Finding it impossible to stay in the front trench any longer, No. 4 Company retired to the brickyard. Captain Rennie, who commanded them, was never heard of again. Still the Grenadiers held doggedly on to their support trench for another hour, until it was found that the Germans had got round their left and were enfilading the whole trench. Bullets seemed to be coming out of the mist from all directions, and the enemy to be on every side. Captain Rasch, who was now the only officer left above the rank of lieutenant, decided to get out of the trench and retire to the small wood near the brickyard. The order was given, and the Grenadiers—what was left of them—retired to the wood and formed up on the other side.

In the meantime the First Division on the left, almost annihilated by superior numbers, had been forced back. This made the position of the Grenadiers still more untenable, but General Capper was gathering together what reinforcements he could to save the line.

Seeing what straits the Grenadiers were in, the Gordon Highlanders on the right sent what reserves they had to help, and a company arrived under Captain Burnett. The Grenadiers and Gordons formed one line, and advanced gallantly, but when they got near the wood they came under the fire of a German machine-gun, which enfiladed them. Undaunted by this bad start, and determined to regain their former trenches, Captain Rasch and Captain Burnett led their men on through the wood. There was something particularly gallant in the way this remnant of a battalion, with one reinforcing company, was not content to hold its own, but actually undertook a counter-attack when it knew the enemy was in vastly superior numbers. It was the men themselves, inspired by the few remaining officers, that were carrying out this counter-attack.

Back through the wood they went, and gained the north side of the brickfields, but the Germans, at first taken by surprise at this bold stroke, rallied and drove them out. A second time our men counter-attacked, and this time they forced their way past the brickfields to a hedge running parallel with the road. They got into the ditch on the south side of the Menin road, and were joined there by two platoons of the Gloucester Regiment, which came up as a reinforcement. In that ditch they remained till the order came to retire. Captain Rasch and Lieutenant Pilcher took their handful of men—all that remained out of the splendid Battalion nearly 1000 strong, which had marched out from Ypres less than a fortnight before—and got into a trench some three hundred yards east of the windmill.

The Scots Guards meanwhile, supported by the Queen's, were sent through the south of Gheluvelt, and succeeded in driving the enemy back and almost regaining the ground originally held by the Grenadiers and Gordons. When night fell, the 20th Brigade was holding precisely the same ground that it had occupied in the morning.

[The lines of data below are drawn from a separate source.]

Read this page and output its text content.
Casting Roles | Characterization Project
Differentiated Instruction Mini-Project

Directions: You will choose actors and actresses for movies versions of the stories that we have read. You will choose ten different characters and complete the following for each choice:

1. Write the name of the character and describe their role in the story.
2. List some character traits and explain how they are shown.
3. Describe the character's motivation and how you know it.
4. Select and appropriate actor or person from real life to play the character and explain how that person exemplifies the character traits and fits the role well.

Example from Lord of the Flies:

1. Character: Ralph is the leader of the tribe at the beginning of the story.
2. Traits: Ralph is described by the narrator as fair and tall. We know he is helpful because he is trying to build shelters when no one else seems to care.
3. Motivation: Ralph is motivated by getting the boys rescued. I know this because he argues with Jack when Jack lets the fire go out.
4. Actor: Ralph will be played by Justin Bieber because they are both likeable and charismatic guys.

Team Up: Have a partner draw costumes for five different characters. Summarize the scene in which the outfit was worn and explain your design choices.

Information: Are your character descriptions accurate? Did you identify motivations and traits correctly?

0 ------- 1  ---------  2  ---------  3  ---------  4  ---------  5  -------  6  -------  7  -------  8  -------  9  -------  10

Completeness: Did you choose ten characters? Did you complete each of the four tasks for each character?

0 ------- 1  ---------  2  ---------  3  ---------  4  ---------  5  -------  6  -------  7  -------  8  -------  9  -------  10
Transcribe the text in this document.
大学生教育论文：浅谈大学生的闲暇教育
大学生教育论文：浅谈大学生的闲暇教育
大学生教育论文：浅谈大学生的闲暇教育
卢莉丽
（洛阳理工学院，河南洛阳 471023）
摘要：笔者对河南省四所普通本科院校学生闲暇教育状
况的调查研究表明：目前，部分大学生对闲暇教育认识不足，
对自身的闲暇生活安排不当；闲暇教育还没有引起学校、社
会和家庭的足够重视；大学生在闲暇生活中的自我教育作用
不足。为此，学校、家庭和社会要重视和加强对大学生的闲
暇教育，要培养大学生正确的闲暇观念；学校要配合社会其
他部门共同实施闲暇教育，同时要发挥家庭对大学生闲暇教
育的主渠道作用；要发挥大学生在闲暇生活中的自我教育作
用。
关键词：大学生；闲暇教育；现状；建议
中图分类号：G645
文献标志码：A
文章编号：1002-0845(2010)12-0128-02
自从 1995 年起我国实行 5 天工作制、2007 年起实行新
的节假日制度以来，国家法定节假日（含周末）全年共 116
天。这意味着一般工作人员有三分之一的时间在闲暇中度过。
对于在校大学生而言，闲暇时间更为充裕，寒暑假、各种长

There can be no doubt that the Germans were completely deceived as to our strength, and that what misled them was the more than gallant manner in which the Grenadiers held on to the trenches in the morning, and the almost reckless audacity with which the Grenadiers and Gordons attacked later. The enemy was apparently quite unaware how threadbare this part of the line was. These continual counter-attacks gave the impression that there must be large reserves in rear, which made the Germans think it unwise to push on. Had they only known that there were no reserves at all, and that all that lay between them and Ypres were just the remains of a battalion, with hardly an officer or non-commissioned officer left alive, the result of the battle, and all that depended on it, would undoubtedly have been very different.

The losses among the officers of the Grenadiers were very heavy. Lieutenant-Colonel Earle was severely wounded during the engagement, and, while dressing his wounds, Lieutenant Butt, R.A.M.C., was shot through the head. Colonel Earle was afterwards reported to be lying in a house some two hundred yards in rear of the Battalion Headquarters dug-out. Several men volunteered to carry him back, but as the enemy were within a couple of hundred yards of the house this would have meant certain death, not only for the stretcher-bearers but for Colonel Earle himself. So it was decided to leave him where he was. The total list of casualties among the officers of the Battalion was:

Lieut.-Colonel M. Earle, (Commanding Officer), wounded and prisoner.

Major H. St. L. Stucley, (Second in Command), killed.

Lieut. J. G. Butt, (Medical Officer), killed.